Tishbi, Estate Pinot Noir 2008: Garnet and a bit muddy, with on the nose crushed red currants, cherries and slightly toasted oak. Light to medium-bodied with on the palate again crushed red currants, sour cherries and plums as well as roasted coffee beans and soft lingering tannins on the moderately long finish. Nice Pinot and not as refined as I'd like it but enjoyable.
Tishbi, Estate Syrah 2009: Dark cherry-garnet with purple reflections, on the nose plums, raspberries, blackberries and a hint of leather. Full-bodied and fruit-forward this is more like a cross between a Rhone-style Syrah and an Australian blockbuster Shiraz with gentle, soft juicy fruit and tannins featuring on the palate raspberries, blackberries and ripe plums, mocha and roasted meat with soft tannins on the long and mouth-filling finish. Very enjoyable.
Tishbi, Port-style dessert wine Barbera-Zinfandel, 2006: A blend of 50% Barbera and 50% Zinfandel, aged in barrels under the sun for 18 months and fortified with brandy. Dark garnet with some brown-ish edges, the nose features prunes, dates and raspberry jam.
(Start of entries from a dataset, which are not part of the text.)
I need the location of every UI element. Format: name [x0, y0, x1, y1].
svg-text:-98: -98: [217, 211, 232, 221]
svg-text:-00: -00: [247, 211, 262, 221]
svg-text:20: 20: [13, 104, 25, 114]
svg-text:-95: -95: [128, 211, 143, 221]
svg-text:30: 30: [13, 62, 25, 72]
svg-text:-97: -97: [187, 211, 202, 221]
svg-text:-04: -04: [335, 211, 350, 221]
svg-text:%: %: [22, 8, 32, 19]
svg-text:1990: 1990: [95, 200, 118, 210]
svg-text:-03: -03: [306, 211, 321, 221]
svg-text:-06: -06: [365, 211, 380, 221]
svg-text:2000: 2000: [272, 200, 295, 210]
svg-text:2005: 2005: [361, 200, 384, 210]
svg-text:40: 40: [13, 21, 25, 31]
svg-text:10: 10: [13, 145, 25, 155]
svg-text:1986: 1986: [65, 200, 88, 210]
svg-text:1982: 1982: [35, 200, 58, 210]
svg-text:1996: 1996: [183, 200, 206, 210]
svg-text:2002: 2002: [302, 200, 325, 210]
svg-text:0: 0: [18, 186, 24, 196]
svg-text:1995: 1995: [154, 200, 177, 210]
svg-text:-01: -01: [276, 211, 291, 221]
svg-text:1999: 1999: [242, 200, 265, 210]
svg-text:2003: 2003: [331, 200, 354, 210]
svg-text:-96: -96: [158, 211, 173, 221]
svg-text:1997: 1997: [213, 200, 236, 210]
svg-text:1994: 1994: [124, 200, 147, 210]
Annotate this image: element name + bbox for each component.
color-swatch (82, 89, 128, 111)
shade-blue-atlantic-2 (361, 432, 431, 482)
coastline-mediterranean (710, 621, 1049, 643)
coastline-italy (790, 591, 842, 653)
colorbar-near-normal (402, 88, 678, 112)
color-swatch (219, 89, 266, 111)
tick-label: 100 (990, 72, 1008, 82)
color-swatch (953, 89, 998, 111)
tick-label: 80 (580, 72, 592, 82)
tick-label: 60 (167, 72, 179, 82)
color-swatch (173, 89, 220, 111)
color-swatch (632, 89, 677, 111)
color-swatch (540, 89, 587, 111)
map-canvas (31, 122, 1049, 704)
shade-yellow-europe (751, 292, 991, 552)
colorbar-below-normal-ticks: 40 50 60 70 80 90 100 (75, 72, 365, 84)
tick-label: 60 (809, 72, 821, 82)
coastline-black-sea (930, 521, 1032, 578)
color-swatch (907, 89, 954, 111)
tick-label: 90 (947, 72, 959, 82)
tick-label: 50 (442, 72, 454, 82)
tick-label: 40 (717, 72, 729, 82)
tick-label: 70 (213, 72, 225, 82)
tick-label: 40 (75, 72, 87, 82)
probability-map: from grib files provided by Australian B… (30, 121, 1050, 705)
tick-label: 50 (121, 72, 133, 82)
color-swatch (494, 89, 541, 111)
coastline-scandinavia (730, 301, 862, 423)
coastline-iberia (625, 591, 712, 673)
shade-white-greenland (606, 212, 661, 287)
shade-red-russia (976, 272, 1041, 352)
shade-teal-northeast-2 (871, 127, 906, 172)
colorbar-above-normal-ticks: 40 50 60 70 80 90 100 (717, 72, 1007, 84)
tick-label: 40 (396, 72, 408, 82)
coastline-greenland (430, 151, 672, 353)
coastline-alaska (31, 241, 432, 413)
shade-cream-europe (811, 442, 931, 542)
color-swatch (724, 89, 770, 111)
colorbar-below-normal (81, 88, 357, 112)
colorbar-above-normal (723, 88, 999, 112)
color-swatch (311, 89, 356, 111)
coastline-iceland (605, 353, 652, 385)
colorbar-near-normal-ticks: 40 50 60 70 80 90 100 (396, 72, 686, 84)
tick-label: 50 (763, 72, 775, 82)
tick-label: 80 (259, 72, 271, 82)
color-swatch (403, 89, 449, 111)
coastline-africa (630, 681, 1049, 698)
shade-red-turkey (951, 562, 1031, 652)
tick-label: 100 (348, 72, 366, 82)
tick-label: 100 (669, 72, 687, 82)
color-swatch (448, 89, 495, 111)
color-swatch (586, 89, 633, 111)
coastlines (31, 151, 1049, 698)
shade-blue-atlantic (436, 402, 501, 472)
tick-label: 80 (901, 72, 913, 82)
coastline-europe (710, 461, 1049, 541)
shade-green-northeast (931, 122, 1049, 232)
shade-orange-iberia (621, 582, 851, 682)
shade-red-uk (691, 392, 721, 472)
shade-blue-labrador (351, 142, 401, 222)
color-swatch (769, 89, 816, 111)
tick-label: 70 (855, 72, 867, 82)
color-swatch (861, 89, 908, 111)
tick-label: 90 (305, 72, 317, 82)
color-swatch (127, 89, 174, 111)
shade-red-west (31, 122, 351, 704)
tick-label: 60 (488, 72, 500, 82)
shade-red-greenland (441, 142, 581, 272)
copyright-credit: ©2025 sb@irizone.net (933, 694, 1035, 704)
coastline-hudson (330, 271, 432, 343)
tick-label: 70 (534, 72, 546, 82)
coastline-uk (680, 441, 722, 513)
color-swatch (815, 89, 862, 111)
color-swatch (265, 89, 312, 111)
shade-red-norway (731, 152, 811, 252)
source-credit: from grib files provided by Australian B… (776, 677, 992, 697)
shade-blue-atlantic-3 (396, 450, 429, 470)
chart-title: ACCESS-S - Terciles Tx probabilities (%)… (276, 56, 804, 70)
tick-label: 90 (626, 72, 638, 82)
Full-bodied with on the palate blackberry and raspberry jam, dates, prunes, raisins, caramelized walnuts, cinnamon and spicy oak with nice tannins and a bit of heat on the very long finish. The heat eventually blows off after some good swirling and a few minutes in the glass, tasty.
I didn't take any note on the Brandy but it was quite lighter than the Carmel and more resembling a VSOP Dupuy. But nice and well-made that's for sure.